China is rapidly closing in on the U.S. in the race to develop artificial intelligence, especially at the AI model layer – a critical part of the technology stack.
According to Stanford’s AI Index Report 2024, the U.S. has 40 prominent AI models, China has 15, and Europe only 3. Although the U.S. still leads in quantity, the quality gap is shrinking rapidly.
In 2023, U.S. models outperformed Chinese ones by 17.5% in the MMLU (Massive Multitask Language Understanding) test. By 2024, that gap dropped to just 0.3%. In the advanced language understanding test (MMLU-Pro), China’s DeepSeek-R1 even surpassed all American models.
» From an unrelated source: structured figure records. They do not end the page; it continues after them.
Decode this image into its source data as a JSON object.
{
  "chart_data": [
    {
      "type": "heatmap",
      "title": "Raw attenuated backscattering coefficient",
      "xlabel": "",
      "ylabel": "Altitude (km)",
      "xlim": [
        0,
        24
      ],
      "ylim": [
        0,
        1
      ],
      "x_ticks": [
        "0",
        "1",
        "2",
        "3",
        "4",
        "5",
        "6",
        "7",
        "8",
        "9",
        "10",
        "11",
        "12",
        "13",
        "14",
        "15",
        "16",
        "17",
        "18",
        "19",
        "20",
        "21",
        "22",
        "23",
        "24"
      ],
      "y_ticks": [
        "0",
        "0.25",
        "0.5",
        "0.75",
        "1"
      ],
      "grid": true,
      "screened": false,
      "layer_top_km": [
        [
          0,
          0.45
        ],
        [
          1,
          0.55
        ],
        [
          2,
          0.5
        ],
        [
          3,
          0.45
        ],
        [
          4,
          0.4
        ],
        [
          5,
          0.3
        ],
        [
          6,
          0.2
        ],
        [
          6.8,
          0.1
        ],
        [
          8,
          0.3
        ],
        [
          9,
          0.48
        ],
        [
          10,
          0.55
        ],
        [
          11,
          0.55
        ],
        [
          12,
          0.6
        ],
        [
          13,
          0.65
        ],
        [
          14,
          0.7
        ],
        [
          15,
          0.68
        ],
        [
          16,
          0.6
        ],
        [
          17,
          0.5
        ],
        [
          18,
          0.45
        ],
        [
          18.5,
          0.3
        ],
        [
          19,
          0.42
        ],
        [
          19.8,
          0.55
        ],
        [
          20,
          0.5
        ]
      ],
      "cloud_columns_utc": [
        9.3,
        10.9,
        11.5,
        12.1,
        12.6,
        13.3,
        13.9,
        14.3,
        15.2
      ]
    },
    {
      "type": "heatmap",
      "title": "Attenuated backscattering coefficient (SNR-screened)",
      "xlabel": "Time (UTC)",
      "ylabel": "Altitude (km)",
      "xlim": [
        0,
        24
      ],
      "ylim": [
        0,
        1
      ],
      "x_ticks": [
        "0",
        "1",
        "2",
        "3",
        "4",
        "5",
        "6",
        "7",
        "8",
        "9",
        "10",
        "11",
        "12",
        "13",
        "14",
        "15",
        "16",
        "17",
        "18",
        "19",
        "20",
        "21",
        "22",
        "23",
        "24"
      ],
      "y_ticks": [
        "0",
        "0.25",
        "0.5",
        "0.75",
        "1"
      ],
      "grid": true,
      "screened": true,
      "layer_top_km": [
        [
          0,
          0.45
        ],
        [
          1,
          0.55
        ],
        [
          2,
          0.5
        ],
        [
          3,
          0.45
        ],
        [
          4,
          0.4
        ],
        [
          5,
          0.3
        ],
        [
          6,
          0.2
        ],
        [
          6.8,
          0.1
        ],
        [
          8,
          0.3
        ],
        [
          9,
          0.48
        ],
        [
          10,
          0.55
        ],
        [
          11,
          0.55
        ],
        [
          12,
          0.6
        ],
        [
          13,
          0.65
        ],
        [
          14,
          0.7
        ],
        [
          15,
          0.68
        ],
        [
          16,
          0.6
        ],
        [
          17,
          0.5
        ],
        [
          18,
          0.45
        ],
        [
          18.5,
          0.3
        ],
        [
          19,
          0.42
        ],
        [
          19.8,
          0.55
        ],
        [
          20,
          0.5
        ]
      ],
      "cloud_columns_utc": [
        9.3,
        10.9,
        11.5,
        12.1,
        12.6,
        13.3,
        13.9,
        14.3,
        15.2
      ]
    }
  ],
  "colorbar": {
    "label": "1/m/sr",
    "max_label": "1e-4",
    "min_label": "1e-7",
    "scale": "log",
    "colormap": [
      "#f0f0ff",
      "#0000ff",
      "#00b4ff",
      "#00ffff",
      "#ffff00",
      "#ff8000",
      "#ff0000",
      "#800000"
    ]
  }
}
Performance in programming accuracy (SWE-Bench) jumped from 4.4% in 2023 to 71.7% in 2024. General reasoning ability (MMMU) improved by 18.8%, and PhD-level science knowledge (GPQA) rose 48.9%.
DeepSeek now has over 20 million daily users. While ChatGPT still has six times more, DeepSeek is rising quickly and currently ranks #1 in app downloads in China.
China benefits from a centralized government and fewer barriers related to data privacy, which accelerates AI research and development.
The U.S. still holds a strategic advantage in core technologies thanks to NVIDIA and TSMC. NVIDIA is estimated to be about two years ahead of Huawei. TSMC – the Taiwan-based chip manufacturer – remains the global leader, while China’s SMIC still lags behind.
U.S. export controls have blocked China’s access to high-end chips, but this has ironically accelerated China’s push for tech self-sufficiency.
Some U.S. states have banned DeepSeek on government devices due to concerns over security and censorship linked to China.
📌 China has narrowed the AI model gap with the U.S. to just 3–6 months. DeepSeek outperformed U.S. models in the MMLU-Pro test and now boasts over 20 million daily users. While the U.S. maintains its lead through NVIDIA and TSMC, that edge could be at risk if it fails to innovate quickly or becomes constrained by excessive regulation.